CORCINCH-HF
The international CORCINCH-HF study evaluates whether a new device-based approach improves heart function and quality of life in patients with heart failure and reduced ejection fraction.
About This Study
Summary
Currently, 1 in 5 people is at risk of developing heart failure (HF) at some point in their lifetime. In roughly 50% of the total HF population (that is, those with HFrEF), the lower left chamber (left ventricle) of the heart is enlarged and doesn’t work well. That means the amount of blood pumped out of the heart is less than the body needs. Typical symptoms of HFrEF include persistent tiredness, trouble breathing, fluid retention, confusion, and memory loss.
CORCINCH-HF evaluates the safety and efficacy of a new device-based approach for treating HFrEF. Instead of requiring traditional open-chest heart surgery, the new device is delivered through a catheter to the left ventricle. Together, the study device and approach are designed to improve heart function, reduce heart failure symptoms, and enhance quality of life. All participants in CORCINCH-HF will receive guideline-directed medical therapy for HFrEF. In addition, participants are assigned randomly (50:50, like a coin toss) to receive the new device or not. Neither the lead scientist nor participants can choose which study treatment they get. Participants will have a study follow-up visit every 6 months for the first 2 years and then annually afterward, for a total of 5 years (7 follow-up visits) of involvement.

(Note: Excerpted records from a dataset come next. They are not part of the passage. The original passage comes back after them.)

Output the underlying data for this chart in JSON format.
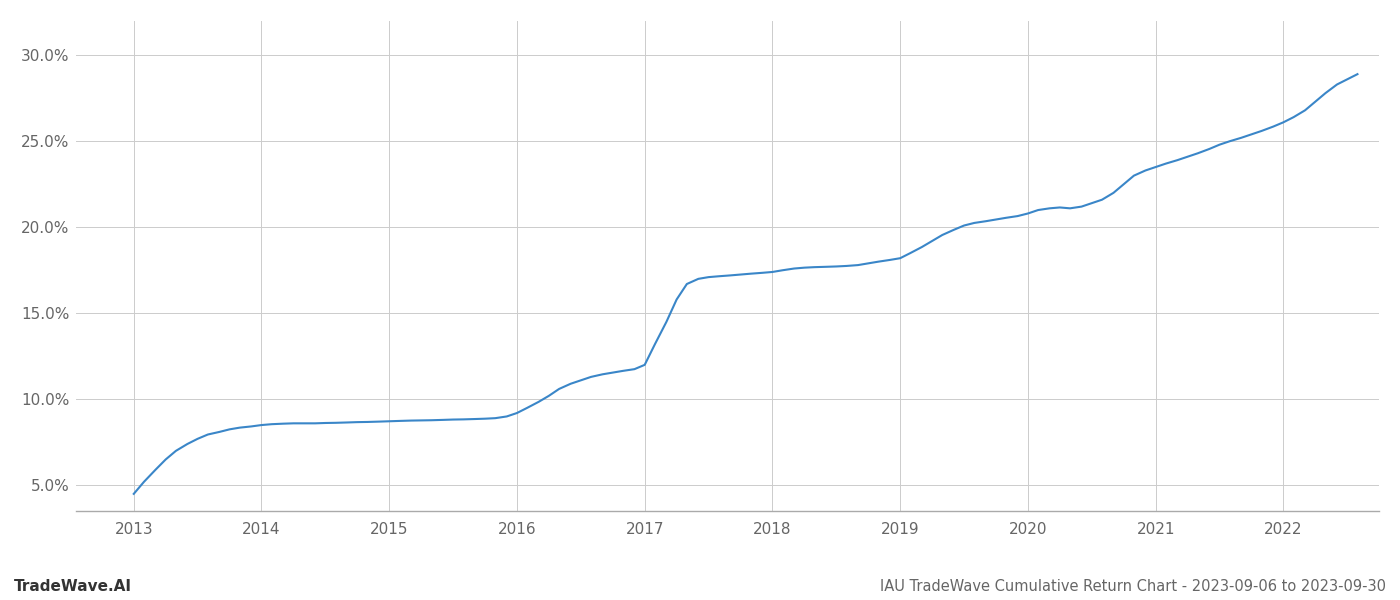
{
  "title": "IAU TradeWave Cumulative Return Chart - 2023-09-06 to 2023-09-30",
  "watermark": "TradeWave.AI",
  "line_color": "#3a86c8",
  "background_color": "#ffffff",
  "grid_color": "#cccccc",
  "x_years": [
    2013,
    2014,
    2015,
    2016,
    2017,
    2018,
    2019,
    2020,
    2021,
    2022
  ],
  "data_x": [
    2013.0,
    2013.08,
    2013.17,
    2013.25,
    2013.33,
    2013.42,
    2013.5,
    2013.58,
    2013.67,
    2013.75,
    2013.83,
    2013.92,
    2014.0,
    2014.08,
    2014.17,
    2014.25,
    2014.33,
    2014.42,
    2014.5,
    2014.58,
    2014.67,
    2014.75,
    2014.83,
    2014.92,
    2015.0,
    2015.08,
    2015.17,
    2015.25,
    2015.33,
    2015.42,
    2015.5,
    2015.58,
    2015.67,
    2015.75,
    2015.83,
    2015.92,
    2016.0,
    2016.08,
    2016.17,
    2016.25,
    2016.33,
    2016.42,
    2016.5,
    2016.58,
    2016.67,
    2016.75,
    2016.83,
    2016.92,
    2017.0,
    2017.08,
    2017.17,
    2017.25,
    2017.33,
    2017.42,
    2017.5,
    2017.58,
    2017.67,
    2017.75,
    2017.83,
    2017.92,
    2018.0,
    2018.08,
    2018.17,
    2018.25,
    2018.33,
    2018.42,
    2018.5,
    2018.58,
    2018.67,
    2018.75,
    2018.83,
    2018.92,
    2019.0,
    2019.08,
    2019.17,
    2019.25,
    2019.33,
    2019.42,
    2019.5,
    2019.58,
    2019.67,
    2019.75,
    2019.83,
    2019.92,
    2020.0,
    2020.08,
    2020.17,
    2020.25,
    2020.33,
    2020.42,
    2020.5,
    2020.58,
    2020.67,
    2020.75,
    2020.83,
    2020.92,
    2021.0,
    2021.08,
    2021.17,
    2021.25,
    2021.33,
    2021.42,
    2021.5,
    2021.58,
    2021.67,
    2021.75,
    2021.83,
    2021.92,
    2022.0,
    2022.08,
    2022.17,
    2022.25,
    2022.33,
    2022.42,
    2022.58
  ],
  "data_y": [
    4.5,
    5.2,
    5.9,
    6.5,
    7.0,
    7.4,
    7.7,
    7.95,
    8.1,
    8.25,
    8.35,
    8.42,
    8.5,
    8.55,
    8.58,
    8.6,
    8.6,
    8.6,
    8.62,
    8.63,
    8.65,
    8.67,
    8.68,
    8.7,
    8.72,
    8.74,
    8.76,
    8.77,
    8.78,
    8.8,
    8.82,
    8.83,
    8.85,
    8.87,
    8.9,
    9.0,
    9.2,
    9.5,
    9.85,
    10.2,
    10.6,
    10.9,
    11.1,
    11.3,
    11.45,
    11.55,
    11.65,
    11.75,
    12.0,
    13.2,
    14.5,
    15.8,
    16.7,
    17.0,
    17.1,
    17.15,
    17.2,
    17.25,
    17.3,
    17.35,
    17.4,
    17.5,
    17.6,
    17.65,
    17.68,
    17.7,
    17.72,
    17.75,
    17.8,
    17.9,
    18.0,
    18.1,
    18.2,
    18.5,
    18.85,
    19.2,
    19.55,
    19.85,
    20.1,
    20.25,
    20.35,
    20.45,
    20.55,
    20.65,
    20.8,
    21.0,
    21.1,
    21.15,
    21.1,
    21.2,
    21.4,
    21.6,
    22.0,
    22.5,
    23.0,
    23.3,
    23.5,
    23.7,
    23.9,
    24.1,
    24.3,
    24.55,
    24.8,
    25.0,
    25.2,
    25.4,
    25.6,
    25.85,
    26.1,
    26.4,
    26.8,
    27.3,
    27.8,
    28.3,
    28.9
  ],
  "ylim": [
    3.5,
    32.0
  ],
  "yticks": [
    5.0,
    10.0,
    15.0,
    20.0,
    25.0,
    30.0
  ],
  "ytick_labels": [
    "5.0%",
    "10.0%",
    "15.0%",
    "20.0%",
    "25.0%",
    "30.0%"
  ],
  "title_fontsize": 10.5,
  "watermark_fontsize": 11,
  "tick_fontsize": 11,
  "line_width": 1.5
}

To be included in CORCINCH-HF, participants must be / have
- Adult (18 years or older)
- Ejection fraction of 20% to 40%
- 6-minute walk test distance of 100 to 450 m
- Established and stable guideline-directed medical therapy for heart failure
To be included in CORCINCH-HF, participants must not be / have
- Myocardial infarction or any percutaneous cardiovascular intervention, cardiovascular surgery, or carotid surgery within 90 days prior to screening
- Untreated clinically significant coronary artery disease
- Heart failure other than ischemic or nonischemic dilated cardiomyopathy
- History of any stroke within 90 days before screening or documented disability from prior stroke
Keywords
Heart failure; Reduced ejection fraction; Structural heart disease
For More About This Study or To Ask About Participation
Additional Information
Lead scientist at Carilion Clinic

Jason Foerst, MD, is the medical director of the Structural Heart and Valve Center at Carilion Clinic, assistant professor of medicine at Virginia Tech Carilion School of Medicine, and director of Carilion's structural heart disease fellowship program. Dr. Foerst is a structural interventional cardiologist and researcher who completed his internship, residency, and fellowship training at Dartmouth–Hitchcock/Mary Hitchcock Memorial Hospital.
Official title of study
Clinical Evaluation of the AccuCinch® Ventricular Restoration System in Patients Who Present With Symptomatic Heart Failure With Reduced Ejection Fraction (HFrEF): The CORCINCH-HF Study
Funding mechanism
Industry sponsored by Ancora Heart, Inc.